There are two wastewater treatment plants discharging to the South Platte via tributaries, and it was assumed they would be the major source of pollutants during the dry periods. While they were contributors, there were other “hot spots” detected. One was an area of concentrated storm drains, roughly 11 per km, and the other was an area with concentrated industries. Peaks of 25.8 mg L-1 nitrate-N and 14.3 mg L-1 orthophosphate-P were found in the winter. Overall, a significant amount of pollution was coming from non-point sources rather than being mostly from the water treatment plants. Water quality declined with flow in the fall and winter and did not meet any of the state guidelines for total N or orthophosphate in 76% and 85% of the samples, respectively.
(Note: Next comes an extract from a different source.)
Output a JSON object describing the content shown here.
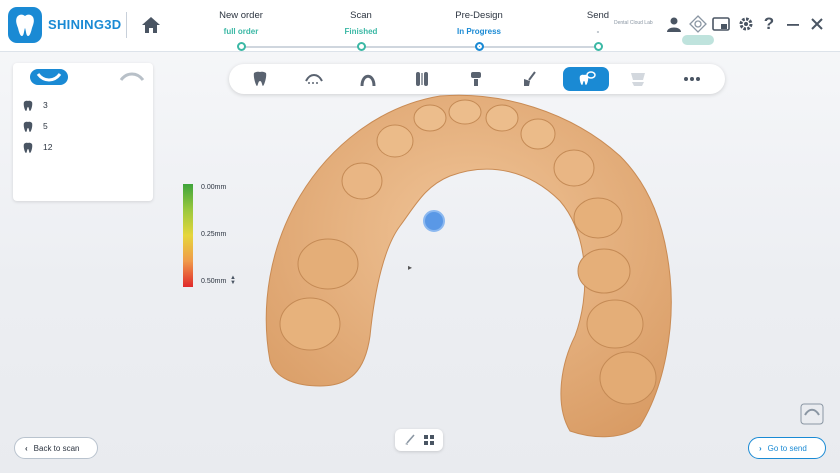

One solution to non-point pollution is to reduce the amount of water running off urban land. A system to achieve this goal was tested in a city in southeast Spain.2 Most of the ceramic tile produced in Spain is produced in Benicàssim, so permeable pavers were constructed from tile by turning seven tile strips on their sides and bonding them together into “bricks” with spaces between the tiles. These were installed on drainage aggregate to create 200 m of sidewalks and a bike path which varied in width from 10 to 21 m. For a year after their installation, flow measurements and runoff samples were obtained before and after the permeable pavement section as well as before and after a section containing a 10m3 buried storage tank. During the monitoring period, there were 35 rainfall events ranging from 1.2–48.8 mm, with a total of 367 mm, which is about 80 mm below average. The system completely absorbed all but six events, with only 14% of the total rainfall volume being discharged, mostly during the most intense rainfall events.

Water quality was measured for three events with discharges and biological oxygen demand, coliform bacteria, and nutrients were all reduced. Heavy metal concentrations were below detection levels.

Water quality measurements being taken in the South Platte River in Denver. Photo credit S. A. Schliemann.